The Supreme Court has ruled that corporations may spend freely to support or oppose candidates for president and Congress, easing decades-old limits on their participation in federal campaigns.It shows what a difference of one position on the Court can make as Samuel Alito replaced Sandra Day O'Connor's position in McConnell v. FEC.
By a 5-4 vote, the court on Thursday overturned a 20-year-old ruling that said corporations can be prohibited from using money from their general treasuries to pay for campaign ads. The decision, which almost certainly will also allow labor unions to participate more freely in campaigns, threatens similar limits imposed by 24 states.
The justices also struck down part of the landmark McCain-Feingold campaign finance bill that barred union- and corporate-paid issue ads in the closing days of election campaigns.
Advocates of strong campaign finance regulations have predicted that a court ruling against the limits would lead to a flood of corporate and union money in federal campaigns as early as this year's midterm congressional elections.
The decision, written by Justice Anthony Kennedy, removes limits on independent expenditures that are not coordinated with candidates' campaigns.

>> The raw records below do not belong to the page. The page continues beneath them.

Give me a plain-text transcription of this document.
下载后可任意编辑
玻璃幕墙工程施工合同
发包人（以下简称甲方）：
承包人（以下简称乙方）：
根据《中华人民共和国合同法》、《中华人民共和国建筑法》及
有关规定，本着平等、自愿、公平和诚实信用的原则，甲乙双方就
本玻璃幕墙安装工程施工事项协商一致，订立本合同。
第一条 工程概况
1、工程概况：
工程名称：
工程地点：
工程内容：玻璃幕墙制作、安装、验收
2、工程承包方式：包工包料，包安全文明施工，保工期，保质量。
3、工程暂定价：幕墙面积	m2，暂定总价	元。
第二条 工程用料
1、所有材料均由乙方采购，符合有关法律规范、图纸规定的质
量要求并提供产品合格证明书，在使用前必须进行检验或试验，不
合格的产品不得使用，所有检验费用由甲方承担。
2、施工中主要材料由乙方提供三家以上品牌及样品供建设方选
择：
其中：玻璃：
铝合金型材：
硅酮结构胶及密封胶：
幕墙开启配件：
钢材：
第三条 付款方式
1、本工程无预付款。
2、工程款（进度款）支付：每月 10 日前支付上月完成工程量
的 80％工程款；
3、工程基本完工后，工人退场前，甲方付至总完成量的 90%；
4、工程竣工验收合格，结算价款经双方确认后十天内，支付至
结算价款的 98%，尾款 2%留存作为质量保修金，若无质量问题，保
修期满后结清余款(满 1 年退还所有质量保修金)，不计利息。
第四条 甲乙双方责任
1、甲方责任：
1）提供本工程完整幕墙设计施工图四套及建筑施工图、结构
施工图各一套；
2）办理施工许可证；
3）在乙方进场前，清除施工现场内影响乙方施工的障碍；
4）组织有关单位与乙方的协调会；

It leaves in place a prohibition on direct contributions to candidates from corporations and unions
This decision is a blow for a common-sense understanding of the First Amendment. Expect a lot of howls about how this will let loose so much more money in political campaigns. Well, have you noticed any lack of spending in elections since we passed the 1974 Federal Election Campaign Act or 2002 Bipartisan Campaign Reform Act. When will people learn that just passing a law to limit spending by certain groups doesn't remove money from politics? It always finds a way. As long as government is involved in every aspect of our lives, people with specific interests will want to influence government. And banning corporations and unions from spending 60 days before an election didn't make any sense when every mysterious 527 or 501(c) group could air as many ads as they wanted.
Steve Hoersting at Bench Memos comments,
The Austin [199-] precedent was always an outlier, upholding as it did outright bans on corporate (and union) electoral speech to prevent “corrosive and distorting effects” on political debate by “large aggregations of wealth” garnered via the corporate form. In short, the Austin rationale was gussied up egalitarianism; silencing some to make way for others. This had always been “foreign to the First Amendment,” with the Court making clearer, since the high-water mark for regulation in McConnell v. FEC, and with the arrival of C.J. Roberts and J. Alito, that campaign finance restrictions are constitutional only to prevent the corruption of candidates that may one day act as elected officials....
For now, there is little doubt that the Citizens United ruling will free up many more resources for politics in coming election cycles. We can expect existing unions to turn on the spigots even more openly, and for new entities to crop up to accept corporate money.
The only real question is whether corporations brave enough to take advantage of the opinion, and go against the Democrats, will risk audits or the nationalization of their businesses.